I know there are a lot of questions surrounding transmission but could it be possible that water supplies could carry XMRV? For example, if a mouse/mice infected with XMRV died in water store or water tank and subsequently rotted and released the XMRV in its blood, could the retrovirus survive in the water? I don't know if that theory has any legs but it's a thought that interested me.
 

Mark

Senior Member
Messages
5,238
Location
Sofa, UK
Some of the questions being posed in this thread are the sharpest and most intriguing questions of all.

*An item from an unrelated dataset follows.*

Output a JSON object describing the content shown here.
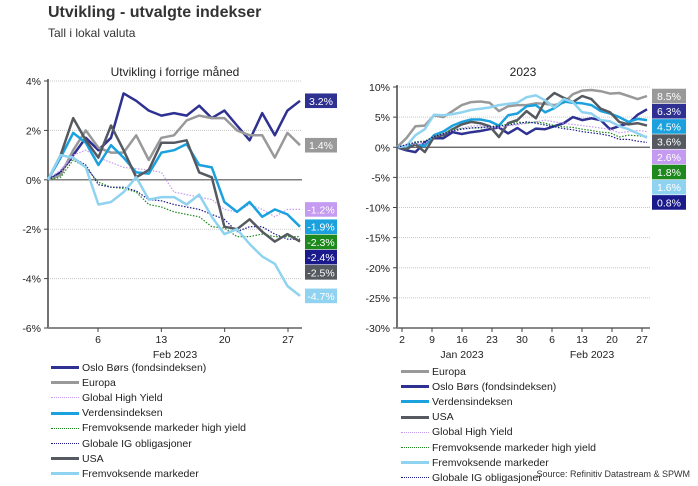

I too have been starting to explore the various outbreaks and comparing with accounts of sporadic incidents, and wondering what tentative conclusions one can reach about the epidemiology based on the known patterns - there's a lot of information scattered about.

I was researching this subject last night. It was very noticeable that no decent work seems to have been done on linking or comparing clusters, I still haven't found an encyclopedia/map, but it would be a brilliant project to GoogleMap that, perhaps put up a site putting it out to the public somehow?

One thing that stands out is that each of the tightly-defined clusters seems to have very 'homogeneous' symptoms: everybody got some very similar symptoms related to specific co-viruses - symptoms that are not typical of all CFS patients or even of other clusters. Each outbreak is different, depending on the viruses involved. This does lend support to the theory that XMRV is a passenger in other viruses - perhaps it even has a kind of symbiotic relationship with these other viruses, piggybacking on them and unpicking part of the lock of our immune system for them...

The other angle that interests me, though, is fungal spores. I haven't seen a Coffin-grade confirmation that XMRV could integrate into fungal DNA and infect us via molds and spores, but this sounds feasible to me, does anybody know more? Apparently in the Incline Valley outbreak there was a weird-smelling mold hanging in the air just before everyone got infected, and I read accounts of people who date their illness back to incidents where they experienced this mold. Mold theories would tie up so many loose ends in the mystery for me, particularly in relation to my own experience, and they would seem to fit well with things like Sick Building Syndrome as well.